DoJ Clarifies Stance on Developer Liability
Mathew Galeotti, the acting head of the DoJ’s criminal division, recently clarified the department's position on holding DeFi developers accountable for illicit activities. He stated that "developers of neutral tools, with no criminal intent, should not be held responsible for someone else’s misuse of those tools." Galeotti further emphasized that new charges under U.S. Code 1960(b)(1)(C), which bans unlicensed money transmission, will not be approved against developers, particularly for "truly decentralized" software where a third party does not control user assets. The DoJ's focus, he asserted, should be on prosecuting the third parties directly responsible for criminal misuse.

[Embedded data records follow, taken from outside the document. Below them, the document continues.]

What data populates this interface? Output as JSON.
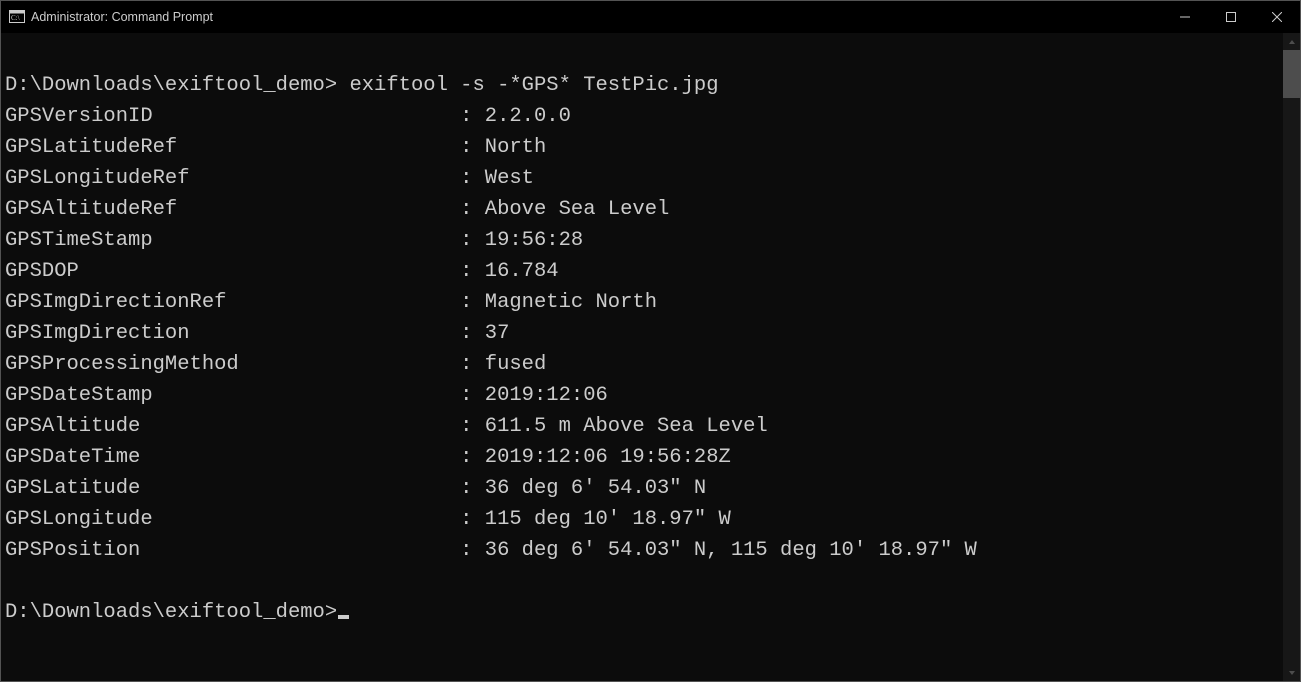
{
  "window": {
    "title": "Administrator: Command Prompt"
  },
  "terminal": {
    "blank_top": true,
    "prompt1_path": "D:\\Downloads\\exiftool_demo>",
    "prompt1_cmd": " exiftool -s -*GPS* TestPic.jpg",
    "rows": [
      {
        "key": "GPSVersionID",
        "value": "2.2.0.0"
      },
      {
        "key": "GPSLatitudeRef",
        "value": "North"
      },
      {
        "key": "GPSLongitudeRef",
        "value": "West"
      },
      {
        "key": "GPSAltitudeRef",
        "value": "Above Sea Level"
      },
      {
        "key": "GPSTimeStamp",
        "value": "19:56:28"
      },
      {
        "key": "GPSDOP",
        "value": "16.784"
      },
      {
        "key": "GPSImgDirectionRef",
        "value": "Magnetic North"
      },
      {
        "key": "GPSImgDirection",
        "value": "37"
      },
      {
        "key": "GPSProcessingMethod",
        "value": "fused"
      },
      {
        "key": "GPSDateStamp",
        "value": "2019:12:06"
      },
      {
        "key": "GPSAltitude",
        "value": "611.5 m Above Sea Level"
      },
      {
        "key": "GPSDateTime",
        "value": "2019:12:06 19:56:28Z"
      },
      {
        "key": "GPSLatitude",
        "value": "36 deg 6' 54.03\" N"
      },
      {
        "key": "GPSLongitude",
        "value": "115 deg 10' 18.97\" W"
      },
      {
        "key": "GPSPosition",
        "value": "36 deg 6' 54.03\" N, 115 deg 10' 18.97\" W"
      }
    ],
    "separator": ": ",
    "prompt2_path": "D:\\Downloads\\exiftool_demo>"
  }
}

The Roman Storm Contradiction
This new DoJ guidance has put the recent conviction of Roman Storm under intense scrutiny. Storm was found guilty under the very U.S. Code 1960(b)(1)(C) for operating Tornado Cash, a protocol that was presented as a decentralized tool, thus making the DoJ's latest remarks appear to directly undermine the basis of his conviction. Prominent crypto legal experts, including Jake Chervinsky of Variant Fund and Paul Grewal of Coinbase, swiftly highlighted this discrepancy. They argue that if the DoJ genuinely adheres to its updated stance, the charges against Roman Storm, who faces up to five years in jail, should be immediately dropped. The crypto community is now urging for his appeal to reflect this crucial shift in government policy, raising questions about the viability of the government's defense in his ongoing legal battle.